(最新のコンサート記録;二つのコンサートアリア・コンサートから)
8-11-1、リサ・ラルソンのN響定期(1624回)公演から3つのソプラノ用コンサート・アリアK.582、K.583及びK.578、08年6月25日、サントリーホール、およびブリン・ターフェルとUBSヴェルビエ祝祭管弦楽団による二つのバス・コンサートアリアK.432(421a)及びK.Anh.245(621a)、06年11月21日、東京オペラシテイ、

−ラルソンはやや唐突に始まるコンサートアリアを三つも軽々とこなしていたが、後半になるにつれ次第に調子が良くなり、終わりには汗を流しながら表情豊かに歌いこなす熱演振りであった。ターフェルは、余力を持って二つのアリアを堂々と歌っていたが、彼の本番はワグナーにあった。アンコールで彼の人柄と人気の高さを表す一場面があった。

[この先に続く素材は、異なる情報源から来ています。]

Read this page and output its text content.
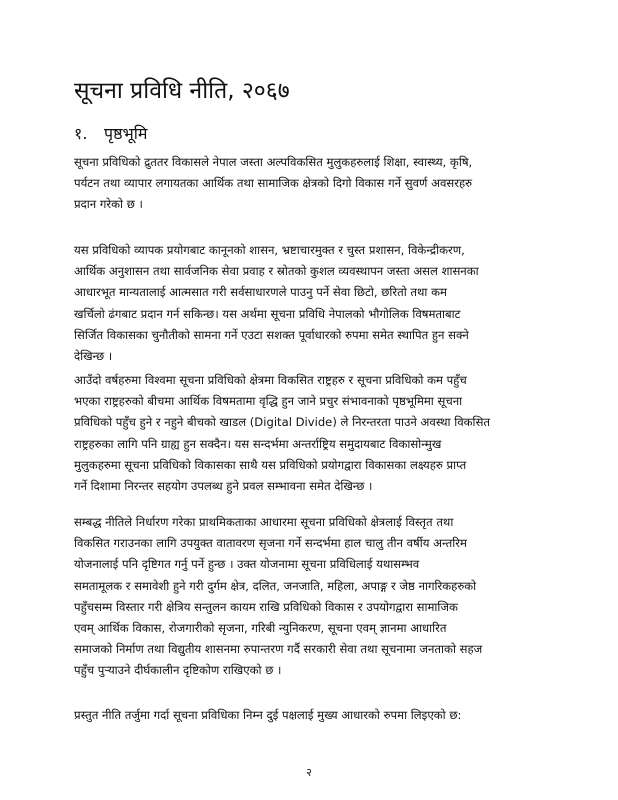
सूचना प्रविधि नीति, २०६७
१. पृष्ठभूमि
सूचना प्रविधिको द्रुततर विकासले नेपाल जस्ता अल्पविकसित मुलुकहरुलाई शिक्षा, स्वास्थ्य, कृषि,
पर्यटन तथा व्यापार लगायतका आर्थिक तथा सामाजिक क्षेत्रको दिगो विकास गर्ने सुवर्ण अवसरहरु
प्रदान गरेको छ ।
यस प्रविधिको व्यापक प्रयोगबाट कानूनको शासन, भ्रष्टाचारमुक्त र चुस्त प्रशासन, विकेन्द्रीकरण,
आर्थिक अनुशासन तथा सार्वजनिक सेवा प्रवाह र स्रोतको कुशल व्यवस्थापन जस्ता असल शासनका
आधारभूत मान्यतालाई आत्मसात गरी सर्वसाधारणले पाउनु पर्ने सेवा छिटो, छरितो तथा कम
खर्चिलो ढंगबाट प्रदान गर्न सकिन्छ। यस अर्थमा सूचना प्रविधि नेपालको भौगोलिक विषमताबाट
सिर्जित विकासका चुनौतीको सामना गर्ने एउटा सशक्त पूर्वाधारको रुपमा समेत स्थापित हुन सक्ने
देखिन्छ ।
आउँदो वर्षहरुमा विश्वमा सूचना प्रविधिको क्षेत्रमा विकसित राष्ट्रहरु र सूचना प्रविधिको कम पहुँच
भएका राष्ट्रहरुको बीचमा आर्थिक विषमतामा वृद्धि हुन जाने प्रचुर संभावनाको पृष्ठभूमिमा सूचना
प्रविधिको पहुँच हुने र नहुने बीचको खाडल (Digital Divide) ले निरन्तरता पाउने अवस्था विकसित
राष्ट्रहरुका लागि पनि ग्राह्य हुन सक्दैन। यस सन्दर्भमा अन्तर्राष्ट्रिय समुदायबाट विकासोन्मुख
मुलुकहरुमा सूचना प्रविधिको विकासका साथै यस प्रविधिको प्रयोगद्वारा विकासका लक्ष्यहरु प्राप्त
गर्ने दिशामा निरन्तर सहयोग उपलब्ध हुने प्रवल सम्भावना समेत देखिन्छ ।
सम्बद्ध नीतिले निर्धारण गरेका प्राथमिकताका आधारमा सूचना प्रविधिको क्षेत्रलाई विस्तृत तथा
विकसित गराउनका लागि उपयुक्त वातावरण सृजना गर्ने सन्दर्भमा हाल चालु तीन वर्षीय अन्तरिम
योजनालाई पनि दृष्टिगत गर्नु पर्ने हुन्छ । उक्त योजनामा सूचना प्रविधिलाई यथासम्भव
समतामूलक र समावेशी हुने गरी दुर्गम क्षेत्र, दलित, जनजाति, महिला, अपाङ्ग र जेष्ठ नागरिकहरुको
पहुँचसम्म विस्तार गरी क्षेत्रिय सन्तुलन कायम राखि प्रविधिको विकास र उपयोगद्वारा सामाजिक
एवम् आर्थिक विकास, रोजगारीको सृजना, गरिबी न्युनिकरण, सूचना एवम् ज्ञानमा आधारित
समाजको निर्माण तथा विद्युतीय शासनमा रुपान्तरण गर्दै सरकारी सेवा तथा सूचनामा जनताको सहज
पहुँच पुऱ्याउने दीर्घकालीन दृष्टिकोण राखिएको छ ।
प्रस्तुत नीति तर्जुमा गर्दा सूचना प्रविधिका निम्न दुई पक्षलाई मुख्य आधारको रुपमा लिइएको छ:
२
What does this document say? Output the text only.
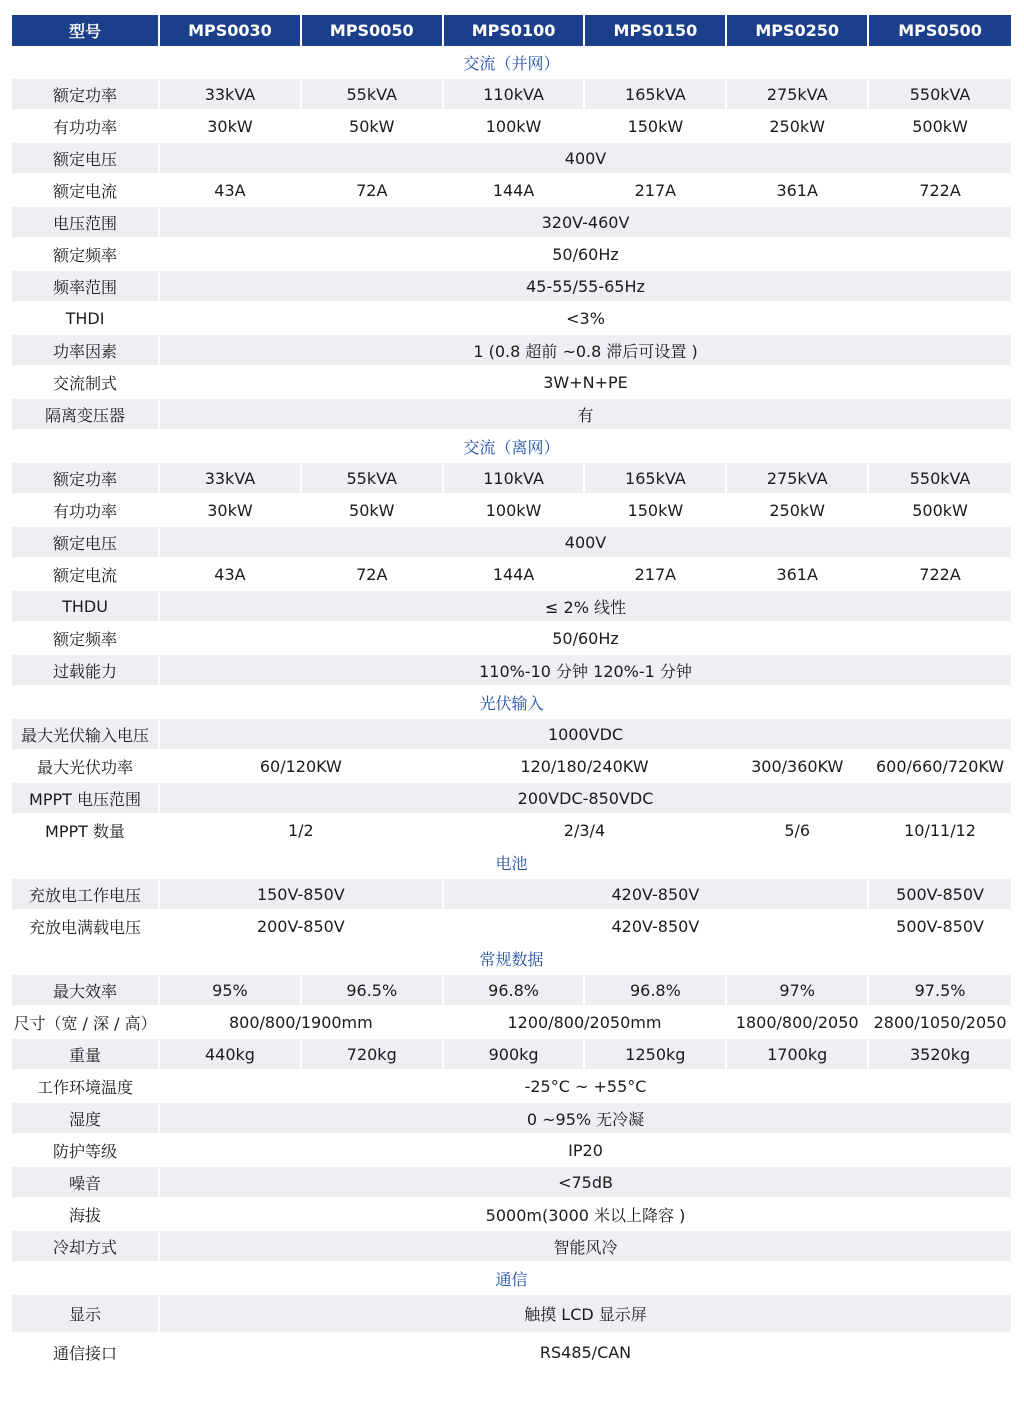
型号	MPS0030	MPS0050	MPS0100	MPS0150	MPS0250	MPS0500
交流（并网）						
额定功率	33kVA	55kVA	110kVA	165kVA	275kVA	550kVA
有功功率	30kW	50kW	100kW	150kW	250kW	500kW
额定电压	400V					
额定电流	43A	72A	144A	217A	361A	722A
电压范围	320V-460V					
额定频率	50/60Hz					
频率范围	45-55/55-65Hz					
THDI	<3%					
功率因素	1 (0.8 超前 ~0.8 滞后可设置 )					
交流制式	3W+N+PE					
隔离变压器	有					
交流（离网）						
额定功率	33kVA	55kVA	110kVA	165kVA	275kVA	550kVA
有功功率	30kW	50kW	100kW	150kW	250kW	500kW
额定电压	400V					
额定电流	43A	72A	144A	217A	361A	722A
THDU	≤ 2% 线性					
额定频率	50/60Hz					
过载能力	110%-10 分钟 120%-1 分钟					
光伏输入						
最大光伏输入电压	1000VDC					
最大光伏功率	60/120KW		120/180/240KW		300/360KW	600/660/720KW
MPPT 电压范围	200VDC-850VDC					
MPPT 数量	1/2		2/3/4		5/6	10/11/12
电池						
充放电工作电压	150V-850V		420V-850V			500V-850V
充放电满载电压	200V-850V		420V-850V			500V-850V
常规数据						
最大效率	95%	96.5%	96.8%	96.8%	97%	97.5%
尺寸（宽 / 深 / 高）	800/800/1900mm		1200/800/2050mm		1800/800/2050	2800/1050/2050
重量	440kg	720kg	900kg	1250kg	1700kg	3520kg
工作环境温度	-25°C ~ +55°C					
湿度	0 ~95% 无冷凝					
防护等级	IP20					
噪音	<75dB					
海拔	5000m(3000 米以上降容 )					
冷却方式	智能风冷					
通信						
显示	触摸 LCD 显示屏					
通信接口	RS485/CAN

−

(最新のコンサート記録;二つのコンサートアリア・コンサートから)
8-11-1、リサ・ラルソンのN響定期(1624回)公演から3つのソプラノ用コンサート・アリアK.582、K.583及びK.578、08年6月25日、サントリーホール、
およびブリン・ターフェルとUBSヴェルビエ祝祭管弦楽団による二つのバス・コンサートアリアK.432(421a)及びK.Anh.245(621a)、06年11月21日、東京オペラシテイ、
(08年07月30日のNHKBS103の放送をBRデイスクに収録、および07年08月11日のNHKBS102の放送を、D-VHSレコーダーのLS-3モードで、S-VHSテープにデジタル録画。)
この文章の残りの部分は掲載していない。